Ticks like to live in areas of dense vegetation, so woodlands are a favourite habitat. They can’t fly so attach themselves to their host as they brush past long grass and other plants.

They’re found all over the UK, but are most common in these areas: the New Forest, Exmoor, the South Downs, Thetford Forest, the Lake District, the North Yorkshire Moors, and the Highlands and Islands of Scotland.

How do I avoid ticks?

  • Keep to footpaths and avoid long grass
  • Wear long-sleeved tops and tuck trousers into socks. Ticks can get on your clothes so wearing light colours will make it easier to spot them
  • Use insect repellent on exposed skin. Check the label to make sure it’s effective against ticks and ask a pharmacist for advice before using repellent on babies and small children.
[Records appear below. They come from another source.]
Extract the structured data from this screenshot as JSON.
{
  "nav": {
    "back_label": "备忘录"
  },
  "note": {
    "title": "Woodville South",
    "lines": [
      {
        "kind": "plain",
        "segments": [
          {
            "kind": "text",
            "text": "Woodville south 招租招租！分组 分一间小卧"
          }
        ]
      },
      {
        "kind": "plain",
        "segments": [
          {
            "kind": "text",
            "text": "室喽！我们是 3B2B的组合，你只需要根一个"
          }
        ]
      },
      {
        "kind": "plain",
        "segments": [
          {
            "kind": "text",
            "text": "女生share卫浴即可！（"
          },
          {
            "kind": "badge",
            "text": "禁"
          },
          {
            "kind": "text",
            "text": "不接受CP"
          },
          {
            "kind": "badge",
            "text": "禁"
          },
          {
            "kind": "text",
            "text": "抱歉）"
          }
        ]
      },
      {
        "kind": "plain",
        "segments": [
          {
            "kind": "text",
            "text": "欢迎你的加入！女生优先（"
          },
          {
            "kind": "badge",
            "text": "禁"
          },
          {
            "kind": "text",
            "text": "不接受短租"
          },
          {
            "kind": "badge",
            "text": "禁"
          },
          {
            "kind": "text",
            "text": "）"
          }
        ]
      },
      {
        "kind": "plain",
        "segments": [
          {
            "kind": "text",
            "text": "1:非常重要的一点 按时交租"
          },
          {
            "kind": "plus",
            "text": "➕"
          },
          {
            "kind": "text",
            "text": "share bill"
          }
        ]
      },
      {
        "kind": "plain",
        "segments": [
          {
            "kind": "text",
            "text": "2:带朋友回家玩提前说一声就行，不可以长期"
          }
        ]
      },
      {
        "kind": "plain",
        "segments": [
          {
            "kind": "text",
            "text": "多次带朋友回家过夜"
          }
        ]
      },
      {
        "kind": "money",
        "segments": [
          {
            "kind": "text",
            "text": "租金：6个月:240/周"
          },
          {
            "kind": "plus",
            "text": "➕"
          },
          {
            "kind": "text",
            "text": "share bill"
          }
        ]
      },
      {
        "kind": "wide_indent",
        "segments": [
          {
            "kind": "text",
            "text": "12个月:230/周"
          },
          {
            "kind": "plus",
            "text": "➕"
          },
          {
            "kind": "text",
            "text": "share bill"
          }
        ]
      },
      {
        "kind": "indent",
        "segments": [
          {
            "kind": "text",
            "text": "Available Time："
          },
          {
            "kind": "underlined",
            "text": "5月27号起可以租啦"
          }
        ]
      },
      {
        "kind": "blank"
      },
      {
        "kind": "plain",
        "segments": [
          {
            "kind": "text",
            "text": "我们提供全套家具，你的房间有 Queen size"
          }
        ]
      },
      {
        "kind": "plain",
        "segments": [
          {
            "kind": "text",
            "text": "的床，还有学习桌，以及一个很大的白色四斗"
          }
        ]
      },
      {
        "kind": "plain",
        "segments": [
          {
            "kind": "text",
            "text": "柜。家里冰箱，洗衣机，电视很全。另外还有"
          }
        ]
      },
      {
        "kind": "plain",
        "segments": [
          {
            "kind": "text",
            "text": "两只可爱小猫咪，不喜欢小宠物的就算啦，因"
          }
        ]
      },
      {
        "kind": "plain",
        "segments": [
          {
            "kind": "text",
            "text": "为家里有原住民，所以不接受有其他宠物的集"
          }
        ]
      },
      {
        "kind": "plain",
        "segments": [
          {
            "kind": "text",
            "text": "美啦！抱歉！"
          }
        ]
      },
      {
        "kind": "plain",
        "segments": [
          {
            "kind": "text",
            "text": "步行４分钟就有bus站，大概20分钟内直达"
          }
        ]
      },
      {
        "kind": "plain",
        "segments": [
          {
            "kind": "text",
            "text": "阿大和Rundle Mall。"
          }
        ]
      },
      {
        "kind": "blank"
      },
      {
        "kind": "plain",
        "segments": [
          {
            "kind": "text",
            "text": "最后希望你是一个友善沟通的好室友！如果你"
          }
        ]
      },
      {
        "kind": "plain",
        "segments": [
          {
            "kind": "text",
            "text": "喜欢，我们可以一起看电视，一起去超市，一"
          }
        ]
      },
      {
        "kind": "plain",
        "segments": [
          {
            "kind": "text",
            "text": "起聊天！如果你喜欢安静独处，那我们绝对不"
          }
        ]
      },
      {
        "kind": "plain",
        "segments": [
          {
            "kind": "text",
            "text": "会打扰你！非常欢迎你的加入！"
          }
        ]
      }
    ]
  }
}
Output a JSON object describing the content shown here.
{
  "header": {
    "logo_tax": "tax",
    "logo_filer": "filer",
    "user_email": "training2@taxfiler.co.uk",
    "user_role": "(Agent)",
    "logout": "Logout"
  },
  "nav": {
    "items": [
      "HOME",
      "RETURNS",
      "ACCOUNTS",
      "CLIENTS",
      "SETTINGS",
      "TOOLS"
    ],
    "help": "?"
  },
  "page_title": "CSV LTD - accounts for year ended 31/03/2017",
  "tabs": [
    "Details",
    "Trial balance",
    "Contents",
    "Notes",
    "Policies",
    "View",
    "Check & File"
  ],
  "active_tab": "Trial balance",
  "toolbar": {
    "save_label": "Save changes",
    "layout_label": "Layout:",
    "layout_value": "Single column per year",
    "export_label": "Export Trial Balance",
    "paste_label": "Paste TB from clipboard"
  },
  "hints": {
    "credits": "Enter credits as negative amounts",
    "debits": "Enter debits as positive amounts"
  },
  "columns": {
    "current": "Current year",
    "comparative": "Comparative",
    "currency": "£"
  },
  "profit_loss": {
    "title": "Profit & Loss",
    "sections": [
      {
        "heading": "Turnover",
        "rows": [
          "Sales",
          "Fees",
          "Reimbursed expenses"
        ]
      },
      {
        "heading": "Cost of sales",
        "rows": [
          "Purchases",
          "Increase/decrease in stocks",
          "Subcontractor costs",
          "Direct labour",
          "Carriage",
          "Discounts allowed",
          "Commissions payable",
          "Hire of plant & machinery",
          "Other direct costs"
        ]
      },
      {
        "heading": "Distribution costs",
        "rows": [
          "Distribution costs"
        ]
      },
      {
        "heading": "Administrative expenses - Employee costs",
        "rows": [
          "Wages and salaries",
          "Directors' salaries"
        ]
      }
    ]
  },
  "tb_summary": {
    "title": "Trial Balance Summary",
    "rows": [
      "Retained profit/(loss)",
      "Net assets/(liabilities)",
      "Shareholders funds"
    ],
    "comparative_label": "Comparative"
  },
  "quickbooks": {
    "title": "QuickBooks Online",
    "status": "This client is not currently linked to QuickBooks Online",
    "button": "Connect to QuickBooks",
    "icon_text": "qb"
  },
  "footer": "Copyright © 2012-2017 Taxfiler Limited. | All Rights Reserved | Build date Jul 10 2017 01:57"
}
Always apply repellent after sunscreen, not before
  • While you’re out, have a quick look for ticks when you stop for a breather. Bites don’t hurt so it’s easy for them to go unnoticed. Remember to check your child’s head and scalp. Check thoroughly when you get home, perhaps at bath time
  • Check dogs too as they can carry ticks in their fur

I’ve found a tick. What should I do?

You should remove a tick as soon as possible to cut the risk of infection. Here’s how:

  • Use fine-tipped tweezers (not the blunt tweezers you use to pluck eyebrows). You can buy suitable tweezers, as well as special tick removers, from most pharmacies
  • Grip the tick gently by the head, as close to the skin as possible, and pull steadily away. Don’t twist, or crush the tick by gripping its body with the tweezers. Avoid touching it with your hands
  • Don’t use the old methods of tick removal, such as burning it with a match, or smothering it with petroleum jelly. These can cause the tick to release harmful saliva
  • Afterwards, you should wash the area with soap and water, or use a sanitising wipe. Then apply some antiseptic. If you’ve touched the tick, you should wash your hands
  • Wrap it in tissue paper and put it in a bin so it can’t attach to someone else 

What symptoms should I look out for?

Although Lyme disease is unlikely, you should still be aware of the symptoms. If it’s not treated, it can lead to ongoing problems, such as inflammation in joints and the nervous system.

Symptoms of Lyme disease usually appear between three days and one month after infection. Look out for a circular rash around the bite, a bit like a bullseye. However, not everyone gets a rash and you should also watch out for a flu-like illness, with fever, headache, tiredness and general aches and pains.

If you notice any of these symptoms, you should see your GP straight away for a test. It’s easily treated with a course of antibiotics.